SBVC Fosters Conservation Through Dance

Wherever the vast 1,300-pound solid steel fish in residence goes, it spawns a great sense of urgency about the weather, global warming, drought and environmental preservation.

FishEyes sure gets around, spanning 15 feet long and ten feet tall at the tail. It is now ready to make its splash debut in safe habitat in front of the Clara & Allen Gresham Art Gallery at San Bernardino Valley College.

The Fish also serves as an important anchor for dance activism around issues of extreme climate concerns for all those that swim with it, on it, inside of it, and on top of it.

 

On Friday, October 27, Heidi Duckler Dance Theatre will hold its site-specific dance workshops for Valley College dance program students. It is the first time the 30-year-old company is performing in San Bernardino.

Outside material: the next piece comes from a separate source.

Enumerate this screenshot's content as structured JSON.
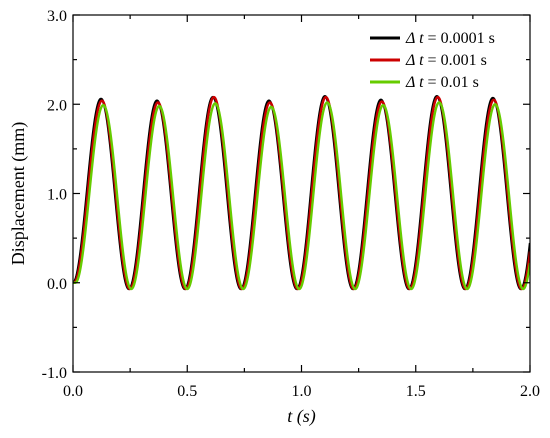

Water conservation and the threat of a hotter planet is all part of the confluence of movement around the interactive public art display. Free and open for all, the event will activate dialogue on California environmental issues. It runs from 6:00–7:00 p.m., located at 701 South Mount Vernon Ave. in San Bernardino.

San Bernardino Valley College dance students, under adjunct dance professor Maura Townsend, will showcase their rendition around the fish for an inspired pre-show performance, followed up by the Heidi Duckler Dance Theatre performers.

“It’s very important for SBVC students to be in the loop for projects like this,” says adjunct professor Maura Townsend. “Here in the Inland Empire we often get passed over. It’s my goal to put our Dance department on the map to be included in these types of dance grants. They bring exposure to contemporary ideas and allows the opportunity for critical thinking in the arts.”

In 2015, the FishEyes public art sculpture emerged through creative collaborations with Heidi Duckler Dance Theatre, architect Alex Ward, and LA Opera Technical Director Jeff Kleeman. The goal was to give the community a traveling centerpiece, open for performances around multiple venues in Los Angeles and San Pedro.

Khayla Golucke, the community engagement manager, is organizing the workshops for the FishEyes performance. She said the project is a close collaboration between community participants, San Bernardino Valley College dancers, and the Heidi Duckler Theatre core company dancers.

When the Fish isn’t traveling to get its larger message across, it is always on public display at Los Angeles parks for observation and to help open the local mind’s eye to global impact.

“We have a 90-minute workshop curriculum, teaching artists and helping students and participants create their own movement that tells the story that connects to the environment,” Golucke said.

The other big part of the project is the instruction on choreographing environmental themes. By the end of the workshops, there will be a free public performance with the community invited to enjoy the sites and sounds on the fish.

“Our performers will be doing a duet on the fish after the pre-show,” Golucke said, “We do climb all over it, move around it, lay on it, and cling off of it.”

Heidi Duckler, the artistic director and founder of Heidi Duckler Dance Theatre, said it is an exciting opportunity to work directly with the students.

“It’s the perfect place to create work on our fish and the perfect place to talk about climate change. The campus has a history of looking at the human impact on our world and we are excited to be a part of that conversation through the arts,” she said.